Ora bem. O acto reporta-se a uma execução já consumada. Por outro lado, ela fundou-se numa decisão formalmente bem estruturada, sancionada pelo art. 80º, nº1, “in fine” da LPTA. Por fim, os fundamentos invocados para a imediata execução mostram-se sérios e relevantes nos pontos seguintes da proposta nº 0008/02(fls. 71 e sgs):
Ponto 8: regular funcionamento dos serviços, a dignidade e o prestígio da DGI, bem como a honestidade, probidade e transparência da actividade administrativa;
Ponto 9: reflexos negativos na estabilidade e motivação dos funcionários com as inerentes quebras na qualidade de atendimento dos contribuintes e na arrecadação das receitas;
Ponto 10: Graves problemas na gestão de pessoal( (a)- não libertação de vagas para a nomeação no quadro dos técnicos de administração tributária-adjuntos estagiários, já aprovados em dois estágios realizados; b)- impossibilidade de nomeação de titulares para os cargos vagos de chefes de finanças de 2ª classe e de adjuntos de chefes de finanças de 1ª e 2ª classes, mantendo-se o exercício dessas funções em regime de substituição com os reflexos negativos inerentes).
Porque concordamos com os fundamentos invocados e, mais ainda, pelo facto de imediatamente passarmos à análise do pedido de suspensão de eficácia, em que o requisito da al.b), do nº1, do art. 76º da LPTA será analisado contra a pretensão do sindicato requerente, indefere-se o requerido a fls. 57.
B) da suspensão de eficácia
1- Será o acto em causa de conteúdo negativo, como o defendeu o requerido a fls. 70?
Não cremos.
Um acto de conteúdo negativo propriamente dito é aquele que deixa intocada a esfera jurídica do interessado, a ponto de com ele, ou por ele, nada ter sido criado, modificado retirado ou extinto relativamente a um status anterior. O indeferimento de uma pretensão constitutiva, por exemplo, cabe perfeitamente na figura: se alguém pede o licenciamento para iniciar a exploração de um bar, o indeferimento deixa o requerente tal como se encontrava antes. Sendo assim, trata-se de um acto administrativo que para o interessado é neutro, do ponto de vista dos efeitos imediatos e consequentes, uma vez que para si tudo permanece como dantes(sobre o acto negativo e sua implicação no quadro do meio provisório da suspensão de eficácia, v. CLAUDIO RAMOS MONTEIRO, in Suspensão de eficácia de actos administrativos de conteúdo negativo, pag. 125 e sgs).

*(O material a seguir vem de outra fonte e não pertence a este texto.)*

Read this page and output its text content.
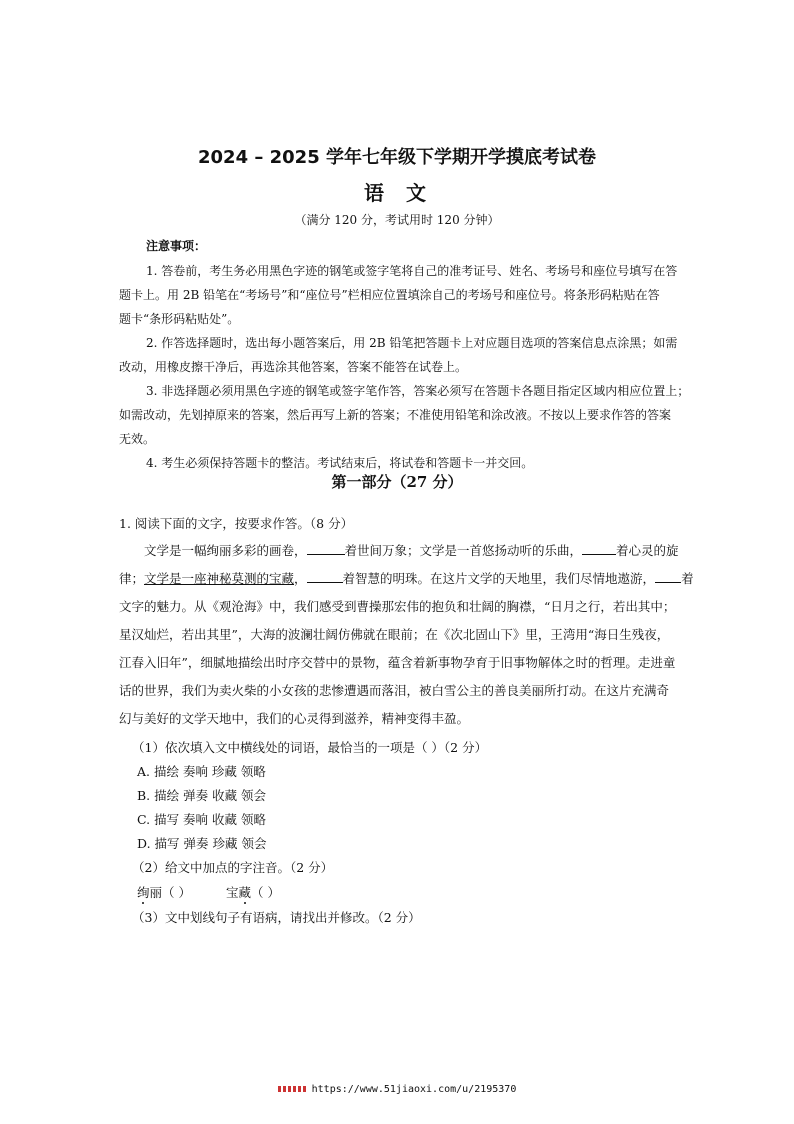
2024 – 2025 学年七年级下学期开学摸底考试卷
语文
（满分 120 分，考试用时 120 分钟）
注意事项：
1. 答卷前，考生务必用黑色字迹的钢笔或签字笔将自己的准考证号、姓名、考场号和座位号填写在答
题卡上。用 2B 铅笔在“考场号”和“座位号”栏相应位置填涂自己的考场号和座位号。将条形码粘贴在答
题卡“条形码粘贴处”。
2. 作答选择题时，选出每小题答案后，用 2B 铅笔把答题卡上对应题目选项的答案信息点涂黑；如需
改动，用橡皮擦干净后，再选涂其他答案，答案不能答在试卷上。
3. 非选择题必须用黑色字迹的钢笔或签字笔作答，答案必须写在答题卡各题目指定区域内相应位置上；
如需改动，先划掉原来的答案，然后再写上新的答案；不准使用铅笔和涂改液。不按以上要求作答的答案
无效。
4. 考生必须保持答题卡的整洁。考试结束后，将试卷和答题卡一并交回。
第一部分（27 分）
1. 阅读下面的文字，按要求作答。（8 分）
文学是一幅绚丽多彩的画卷，	着世间万象；文学是一首悠扬动听的乐曲，	着心灵的旋
律；文学是一座神秘莫测的宝藏，	着智慧的明珠。在这片文学的天地里，我们尽情地遨游， 着
文字的魅力。从《观沧海》中，我们感受到曹操那宏伟的抱负和壮阔的胸襟，“日月之行，若出其中；
星汉灿烂，若出其里”，大海的波澜壮阔仿佛就在眼前；在《次北固山下》里，王湾用“海日生残夜，
江春入旧年”，细腻地描绘出时序交替中的景物，蕴含着新事物孕育于旧事物解体之时的哲理。走进童
话的世界，我们为卖火柴的小女孩的悲惨遭遇而落泪，被白雪公主的善良美丽所打动。在这片充满奇
幻与美好的文学天地中，我们的心灵得到滋养，精神变得丰盈。
（1）依次填入文中横线处的词语，最恰当的一项是（ ）（2 分）
A. 描绘 奏响 珍藏 领略
B. 描绘 弹奏 收藏 领会
C. 描写 奏响 收藏 领略
D. 描写 弹奏 珍藏 领会
（2）给文中加点的字注音。（2 分）
绚丽（ ）	宝藏（ ）
（3）文中划线句子有语病，请找出并修改。（2 分）
https://www.51jiaoxi.com/u/2195370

A jurisprudência tem considerado que a eficácia de tais actos não é susceptível de ser suspensa, com a justificação de que não seria possível extrair de uma sentença favorável um efeito contrário ao que deles emanava(no exemplo fornecido, a suspensão nunca permitiria que o requerente pudesse dar início à exploração do negócio) porque isso poderia representar uma usurpação de poderes administrativos pelos tribunais, e na medida em que, portanto, dessa suspensão não adviria qualquer efeito útil para o interessado, nomeadamente o afastamento do espectro de uma situação de facto danosa com a caracterização qualitativa e quantitativa que do art. 76º, nº1, al.c), da LPTA estabelece.

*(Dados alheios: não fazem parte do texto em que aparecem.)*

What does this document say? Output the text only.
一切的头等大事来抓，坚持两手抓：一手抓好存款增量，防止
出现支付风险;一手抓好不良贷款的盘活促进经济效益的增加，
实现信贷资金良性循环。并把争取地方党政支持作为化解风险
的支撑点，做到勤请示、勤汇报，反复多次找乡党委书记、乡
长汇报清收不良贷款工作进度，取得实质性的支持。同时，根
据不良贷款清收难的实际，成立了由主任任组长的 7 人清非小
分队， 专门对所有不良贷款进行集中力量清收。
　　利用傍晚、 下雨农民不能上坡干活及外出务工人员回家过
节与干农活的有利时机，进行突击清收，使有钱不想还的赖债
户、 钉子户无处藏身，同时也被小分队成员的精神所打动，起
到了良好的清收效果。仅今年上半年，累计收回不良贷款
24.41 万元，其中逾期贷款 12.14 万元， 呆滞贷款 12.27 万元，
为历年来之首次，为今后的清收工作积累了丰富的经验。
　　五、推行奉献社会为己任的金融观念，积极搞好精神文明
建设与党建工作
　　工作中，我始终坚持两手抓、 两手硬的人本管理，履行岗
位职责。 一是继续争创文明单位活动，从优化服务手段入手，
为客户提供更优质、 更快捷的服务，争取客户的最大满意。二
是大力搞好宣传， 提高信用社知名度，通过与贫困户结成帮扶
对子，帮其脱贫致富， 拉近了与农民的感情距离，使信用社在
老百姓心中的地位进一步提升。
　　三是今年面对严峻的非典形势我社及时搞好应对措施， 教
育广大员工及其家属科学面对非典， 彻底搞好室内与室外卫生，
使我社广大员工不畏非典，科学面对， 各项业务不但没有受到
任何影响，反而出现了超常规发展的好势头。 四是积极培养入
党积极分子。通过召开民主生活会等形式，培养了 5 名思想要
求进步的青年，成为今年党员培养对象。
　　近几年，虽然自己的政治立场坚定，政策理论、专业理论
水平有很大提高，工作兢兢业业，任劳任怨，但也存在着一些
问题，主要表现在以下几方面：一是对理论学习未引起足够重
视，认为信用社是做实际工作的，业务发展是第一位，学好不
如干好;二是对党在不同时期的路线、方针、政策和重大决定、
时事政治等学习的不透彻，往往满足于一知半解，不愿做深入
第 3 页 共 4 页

No entanto, desde há algum tempo começam a ponderar-se situações em que o acto só aparentemente é negativo ou quando é acto negativo com efeitos positivos. Trata-se de uma categoria de actos em que há efectivamente uma utilidade na suspensão, na medida em que deles advêm efeitos secundários positivos. São actos de que resulta o indeferimento da manutenção de uma situação jurídica anterior: por exemplo, actos que denegam a renovação ou prorrogação de uma situação jurídica pré-existente e que, por isso, ferem legítimas expectativas de conservação dos efeitos jurídicos de um acto administrativo anterior. Nessas hipóteses, os actos alteram realmente a situação jurídica ou de facto do requerente(sobre o assunto, v.g. MARIA FERNANDA MAÇÃS, in Cadernos de Justiça Administrativa, nº2, 13 e 16, JOSÉ CARLOS VIEIRA de ANDRADE, in A Justiça Administrativa, pag. 143; M. ESTEVES DE LIVEIRA e outros, in Código de Procedimento Administrativo, 2ª ed., pag. 716/717;Tb. o Ac. do STA de 30/10/97, Proc. Nº 42.790).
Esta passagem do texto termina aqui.